A Gibbon Virgin Gives Birth to Baby Boy at Nagasaki Zoo!
Zookeepers at Kujukushima Zoo and Botanical Garden in Nagasaki Prefecture have solved a two-year-old mystery: How did a female lar gibbon get pregnant while living in her own enclosure without a male present?
So pregnant that she gave birth to a bouncing baby boy in February 2021. The mom, named Momo, kept her son close and so zoo staff let them be, but they did surreptitiously collect hair and stool samples for DNA analysis in order to track down the dad, who turned out to be a 34-year-old agile gibbon named Itoh.
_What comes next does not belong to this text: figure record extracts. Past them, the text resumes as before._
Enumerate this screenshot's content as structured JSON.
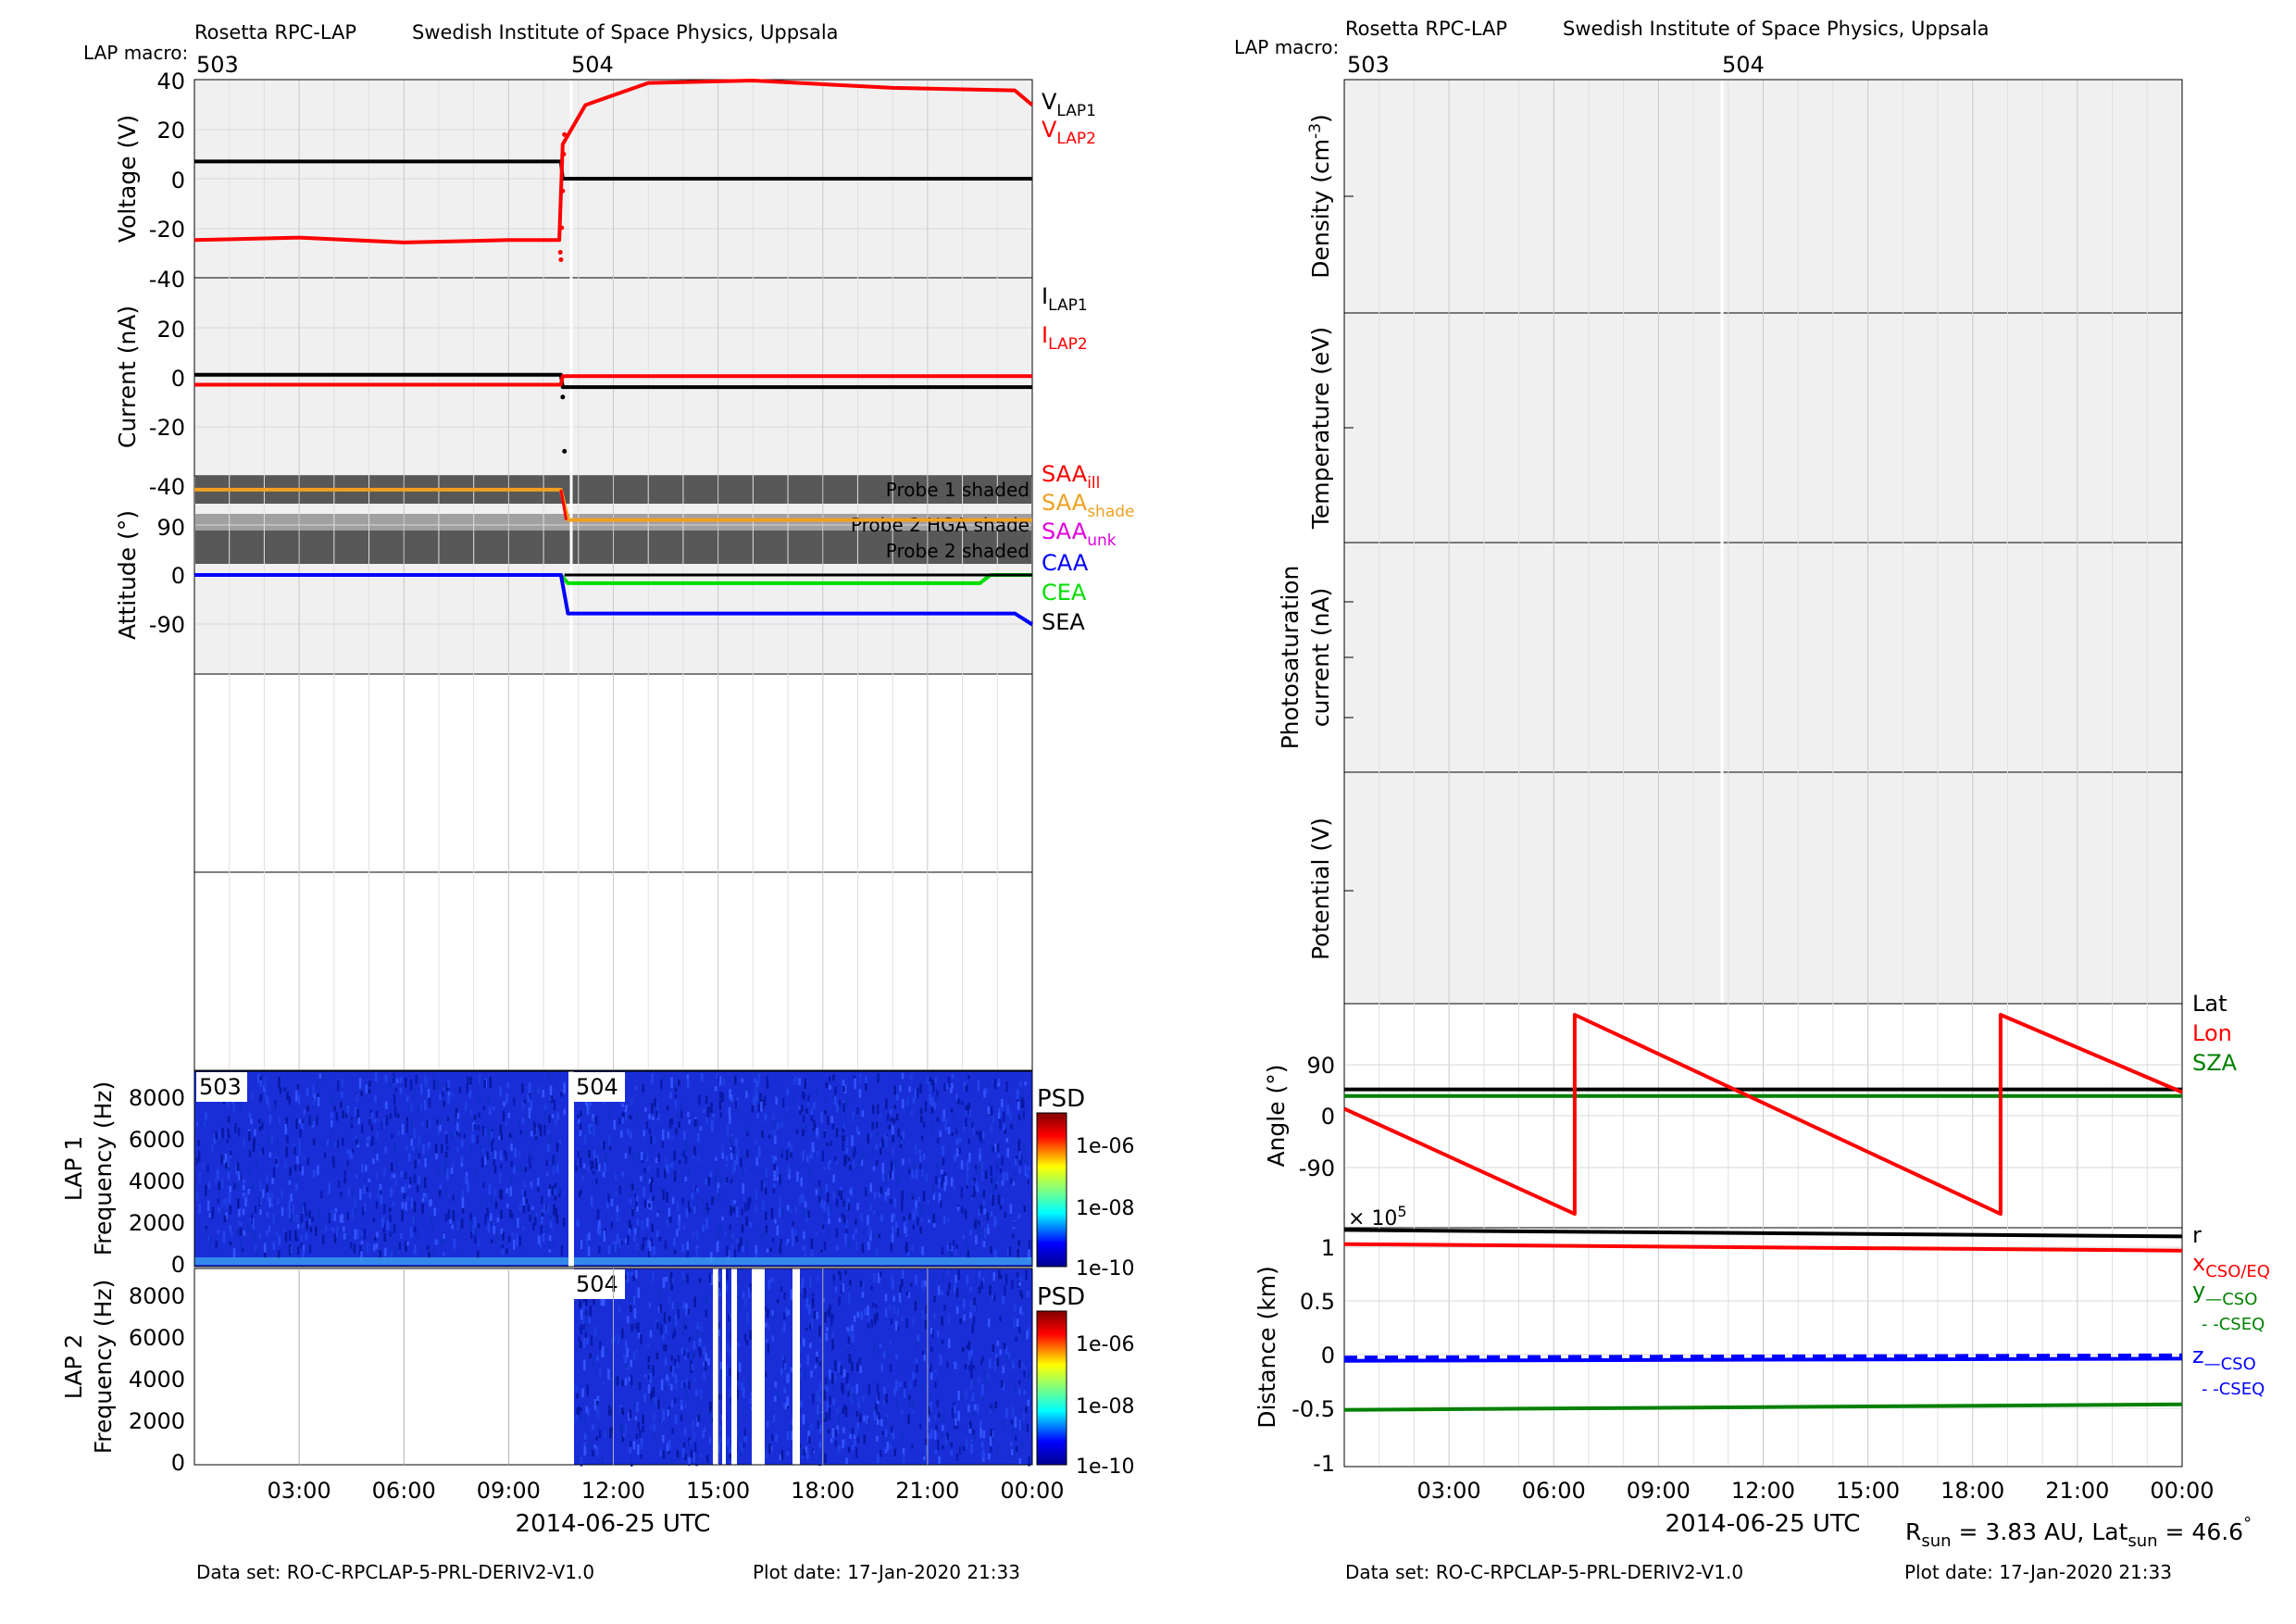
{
  "left_header": {
    "title_left": "Rosetta RPC-LAP",
    "title_right": "Swedish Institute of Space Physics, Uppsala",
    "macro_label": "LAP macro:",
    "macro_503": "503",
    "macro_504": "504"
  },
  "right_header": {
    "title_left": "Rosetta RPC-LAP",
    "title_right": "Swedish Institute of Space Physics, Uppsala",
    "macro_label": "LAP macro:",
    "macro_503": "503",
    "macro_504": "504"
  },
  "left_footer": {
    "dataset": "Data set: RO-C-RPCLAP-5-PRL-DERIV2-V1.0",
    "plotdate": "Plot date: 17-Jan-2020 21:33",
    "xlabel": "2014-06-25 UTC"
  },
  "right_footer": {
    "dataset": "Data set: RO-C-RPCLAP-5-PRL-DERIV2-V1.0",
    "plotdate": "Plot date: 17-Jan-2020 21:33",
    "xlabel": "2014-06-25 UTC",
    "rsun_text": "R",
    "rsun_sub": "sun",
    "rsun_val": " = 3.83 AU, Lat",
    "lat_sub": "sun",
    "lat_val": " = 46.6",
    "deg": "°"
  },
  "time_ticks": [
    "03:00",
    "06:00",
    "09:00",
    "12:00",
    "15:00",
    "18:00",
    "21:00",
    "00:00"
  ],
  "panel_text": {
    "voltage_label": "Voltage (V)",
    "current_label": "Current (nA)",
    "attitude_label": "Attitude (°)",
    "lap1_label": "LAP 1",
    "lap2_label": "LAP 2",
    "freq_label": "Frequency (Hz)",
    "psd": "PSD",
    "psd_ticks": [
      "1e-06",
      "1e-08",
      "1e-10"
    ],
    "spec1_503": "503",
    "spec1_504": "504",
    "spec2_504": "504",
    "probe1_shaded": "Probe 1 shaded",
    "probe2_hga": "Probe 2 HGA shade",
    "probe2_shaded": "Probe 2 shaded",
    "density_label": "Density (cm",
    "density_exp": "-3",
    "density_close": ")",
    "temperature_label": "Temperature (eV)",
    "photo_label1": "Photosaturation",
    "photo_label2": "current (nA)",
    "potential_label": "Potential (V)",
    "angle_label": "Angle (°)",
    "distance_label": "Distance (km)",
    "exp_x": "× 10",
    "exp_5": "5"
  },
  "legends": {
    "vlap1": {
      "base": "V",
      "sub": "LAP1"
    },
    "vlap2": {
      "base": "V",
      "sub": "LAP2"
    },
    "ilap1": {
      "base": "I",
      "sub": "LAP1"
    },
    "ilap2": {
      "base": "I",
      "sub": "LAP2"
    },
    "saa_ill": {
      "base": "SAA",
      "sub": "ill"
    },
    "saa_shade": {
      "base": "SAA",
      "sub": "shade"
    },
    "saa_unk": {
      "base": "SAA",
      "sub": "unk"
    },
    "caa": "CAA",
    "cea": "CEA",
    "sea": "SEA",
    "lat": "Lat",
    "lon": "Lon",
    "sza": "SZA",
    "r": "r",
    "x": {
      "base": "x",
      "sub": "CSO/EQ"
    },
    "y": {
      "base": "y",
      "sub": "—CSO"
    },
    "y2": "- -CSEQ",
    "z": {
      "base": "z",
      "sub": "—CSO"
    },
    "z2": "- -CSEQ"
  },
  "colors": {
    "red": "#ff0000",
    "black": "#000000",
    "orange": "#f0a020",
    "magenta": "#e000e0",
    "blue": "#0000ff",
    "green": "#00dd00",
    "dkgreen": "#008000",
    "panel_bg": "#f0f0f0",
    "grid": "#d0d0d0",
    "shade_dark": "#585858",
    "shade_light": "#a0a0a0"
  },
  "chart_data": [
    {
      "type": "line",
      "title": "Voltage",
      "ylabel": "Voltage (V)",
      "ylim": [
        -40,
        40
      ],
      "yticks": [
        -40,
        -20,
        0,
        20,
        40
      ],
      "series": [
        {
          "name": "VLAP1",
          "x": [
            0,
            10.5,
            10.55,
            24
          ],
          "y": [
            7,
            7,
            0,
            0
          ]
        },
        {
          "name": "VLAP2",
          "x": [
            0,
            3,
            6,
            9,
            10.45,
            10.55,
            11.2,
            13,
            16,
            20,
            23.5,
            24
          ],
          "y": [
            -25,
            -24,
            -26,
            -25,
            -25,
            14,
            30,
            39,
            40,
            37,
            36,
            30
          ]
        }
      ]
    },
    {
      "type": "line",
      "title": "Current",
      "ylabel": "Current (nA)",
      "ylim": [
        -40,
        40
      ],
      "yticks": [
        -40,
        -20,
        0,
        20
      ],
      "series": [
        {
          "name": "ILAP1",
          "x": [
            0,
            10.5,
            10.55,
            24
          ],
          "y": [
            1,
            1,
            -4,
            -4
          ]
        },
        {
          "name": "ILAP2",
          "x": [
            0,
            10.5,
            10.55,
            24
          ],
          "y": [
            -3,
            -3,
            0.5,
            0.5
          ]
        }
      ]
    },
    {
      "type": "line",
      "title": "Attitude",
      "ylabel": "Attitude (°)",
      "ylim": [
        -180,
        180
      ],
      "yticks": [
        -90,
        0,
        90
      ],
      "series": [
        {
          "name": "SAAill",
          "x": [
            0,
            10.5,
            10.7,
            24
          ],
          "y": [
            155,
            155,
            100,
            100
          ]
        },
        {
          "name": "SAAshade",
          "x": [
            0,
            10.5,
            10.7,
            24
          ],
          "y": [
            155,
            155,
            100,
            100
          ]
        },
        {
          "name": "CAA",
          "x": [
            0,
            10.5,
            10.7,
            21.5,
            23.5,
            24
          ],
          "y": [
            0,
            0,
            -70,
            -70,
            -70,
            -90
          ]
        },
        {
          "name": "CEA",
          "x": [
            0,
            10.5,
            10.7,
            22.5,
            22.8,
            24
          ],
          "y": [
            0,
            0,
            -15,
            -15,
            0,
            0
          ]
        },
        {
          "name": "SEA",
          "x": [
            10.6,
            24
          ],
          "y": [
            0,
            0
          ]
        }
      ]
    },
    {
      "type": "heatmap",
      "title": "LAP 1",
      "ylabel": "Frequency (Hz)",
      "ylim": [
        0,
        9400
      ],
      "yticks": [
        0,
        2000,
        4000,
        6000,
        8000
      ],
      "colorbar": "PSD",
      "clim": [
        "1e-10",
        "1e-06"
      ]
    },
    {
      "type": "heatmap",
      "title": "LAP 2",
      "ylabel": "Frequency (Hz)",
      "ylim": [
        0,
        9400
      ],
      "yticks": [
        0,
        2000,
        4000,
        6000,
        8000
      ],
      "colorbar": "PSD",
      "clim": [
        "1e-10",
        "1e-06"
      ]
    },
    {
      "type": "line",
      "title": "Angle",
      "ylabel": "Angle (°)",
      "ylim": [
        -200,
        200
      ],
      "yticks": [
        -90,
        0,
        90
      ],
      "series": [
        {
          "name": "Lat",
          "x": [
            0,
            24
          ],
          "y": [
            45,
            45
          ]
        },
        {
          "name": "Lon",
          "x": [
            0,
            6.6,
            6.6,
            18.8,
            18.8,
            24
          ],
          "y": [
            10,
            -180,
            180,
            -180,
            180,
            40
          ]
        },
        {
          "name": "SZA",
          "x": [
            0,
            24
          ],
          "y": [
            33,
            33
          ]
        }
      ]
    },
    {
      "type": "line",
      "title": "Distance",
      "ylabel": "Distance (km)",
      "ylim": [
        -1,
        1.1
      ],
      "yticks": [
        -1,
        -0.5,
        0,
        0.5,
        1
      ],
      "scale": "x 10^5",
      "series": [
        {
          "name": "r",
          "x": [
            0,
            24
          ],
          "y": [
            1.08,
            1.02
          ]
        },
        {
          "name": "x",
          "x": [
            0,
            24
          ],
          "y": [
            0.95,
            0.89
          ]
        },
        {
          "name": "y",
          "x": [
            0,
            24
          ],
          "y": [
            -0.57,
            -0.52
          ]
        },
        {
          "name": "z",
          "x": [
            0,
            24
          ],
          "y": [
            -0.12,
            -0.1
          ]
        }
      ]
    }
  ]
}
“It took us two years to figure it out because we couldn’t get close enough to collect samples—she was very protective of her child,” zoo superintendent Jun Yamano told VICE World News.
How did Itoh do it? Through a small hole in the wall, it turns out—a 9-millimeter (about a third of an inch) hole in a separating partition. Momo and Itoh take turns going on display in the mornings and afternoons, with their respective spaces separated by a partition intended to keep the apes from commingling. But life found a way and commingling commenced. Agile gibbon indeed.
Now that the issue, ahem, of paternity has been settled, the zoo hopes to move Itoh in with Momo and child. “They have to get used to each other first. But hopefully they live together as one family,” Yamano said.
The zoo has since replaced the perforated partition board with an impermeable barrier, or so they believe.